Jeune aveugle, c’est une enfant sauvage, un petit être innocent et primitif quand le pasteur la rencontre : « Je pus distinguer, accroupi dans l’âtre, un être incertain qui paraissait endormi ; l’épaisse masse de ses cheveux cachait presque complètement son visage. » Voici comme elle est d’abord décrite : « C’est une idiote ; elle ne parle pas et ne comprend rien à ce qu’on dit. Depuis ce matin que je suis dans la pièce, elle n’a pour ainsi dire pas bougé. J’ai d’abord cru qu’elle était sourde ; la servante prétend que non, mais que simplement la vieille, sourde elle-même, ne lui adressait jamais la parole, non plus qu’à quiconque, n’ouvrant plus la bouche depuis longtemps, que pour boire ou manger. » Voilà pourquoi elle ne parle pas et ne sait pas communiquer. Elle n’a même pas de nom : « Ce nom de Gertrude fut choisi par Charlotte et accepté par nous tous aussitôt, dans l’ignorance du nom véritable que l’orpheline ne connaissait point elle-même et que je ne savais où retrouver. » Âgée d’une quinzaine d’années, elle a l’âge d’être la fille du pasteur.

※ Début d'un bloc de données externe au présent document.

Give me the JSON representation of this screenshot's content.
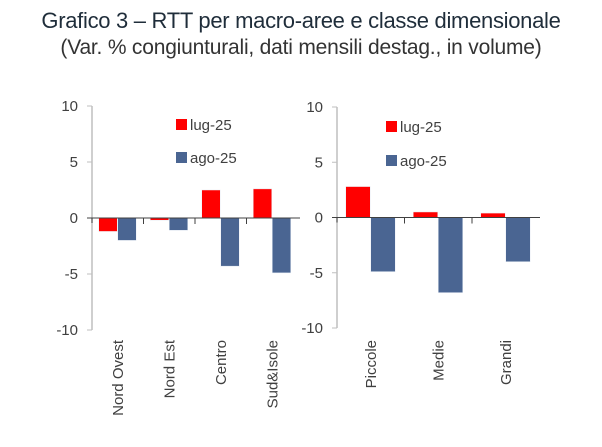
{
  "title": "Grafico 3 – RTT per macro-aree e classe dimensionale",
  "subtitle": "(Var. % congiunturali, dati mensili destag., in volume)",
  "colors": {
    "lug-25": "#FF0000",
    "ago-25": "#4A6592"
  },
  "chart_data": [
    {
      "type": "bar",
      "title": "",
      "xlabel": "",
      "ylabel": "",
      "ylim": [
        -10,
        10
      ],
      "yticks": [
        10,
        5,
        0,
        -5,
        -10
      ],
      "grid": false,
      "legend": "top-center",
      "categories": [
        "Nord Ovest",
        "Nord Est",
        "Centro",
        "Sud&Isole"
      ],
      "series": [
        {
          "name": "lug-25",
          "values": [
            -1.2,
            -0.2,
            2.5,
            2.6
          ]
        },
        {
          "name": "ago-25",
          "values": [
            -2.0,
            -1.1,
            -4.3,
            -4.9
          ]
        }
      ]
    },
    {
      "type": "bar",
      "title": "",
      "xlabel": "",
      "ylabel": "",
      "ylim": [
        -10,
        10
      ],
      "yticks": [
        10,
        5,
        0,
        -5,
        -10
      ],
      "grid": false,
      "legend": "top-center",
      "categories": [
        "Piccole",
        "Medie",
        "Grandi"
      ],
      "series": [
        {
          "name": "lug-25",
          "values": [
            2.8,
            0.5,
            0.4
          ]
        },
        {
          "name": "ago-25",
          "values": [
            -4.9,
            -6.8,
            -4.0
          ]
        }
      ]
    }
  ]
}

         Les premiers temps avec la famille du pasteur sont difficiles : « Elle restait tout le long du jour, auprès du feu, sur la défensive, et dès qu’elle entendait nos voix, surtout dès que l’on s’approchait d’elle, ses traits semblaient durcir ; ils ne cessaient d’être inexpressifs que pour marquer l’hostilité ; pour peu que l’on s’efforçât d’appeler son attention elle commençait à geindre, à grogner comme un animal. » Cependant, à force de patience, le pasteur va mettre au jour une âme et un esprit supérieurs enfermés dans la gangue de l’ignorance. La jeune fille se révèle vive et intelligente : « Gertrude avait ceci de bien qu’elle ne faisait jamais semblant de comprendre, comme font si souvent les gens, qui meublent ainsi leur esprit de données imprécises ou fausses, par quoi tous les raisonnements ensuite se trouvent viciés. » De plus, Gertrude est belle. Elle va grandir et découvrir le bonheur, un bonheur profond mais fragile, car basé sur son ignorance d’une partie du monde, puisqu’elle est aveugle. Elle croit tomber amoureuse du pasteur, et tombe en fait amoureuse de Jacques, son fils, mais l’ignore. Elle est opérée et découvre la réalité visuelle du monde : « Je crains, voyez-vous, que le monde entier ne soit pas si beau que vous me l’avez fait croire, pasteur, et même qu’il ne s’en faille de beaucoup. » Elle lit sur le visage d’Amélie, la femme du pasteur, sa détresse : « Mais lorsque m’est apparu tout à coup son visage, lorsque j’ai vu sur son pauvre visage tant de tristesse, je n’ai plus pu supporter l’idée que cette tristesse fut mon œuvre… » Elle décide donc de quitter ce monde et tente de se donner la mort.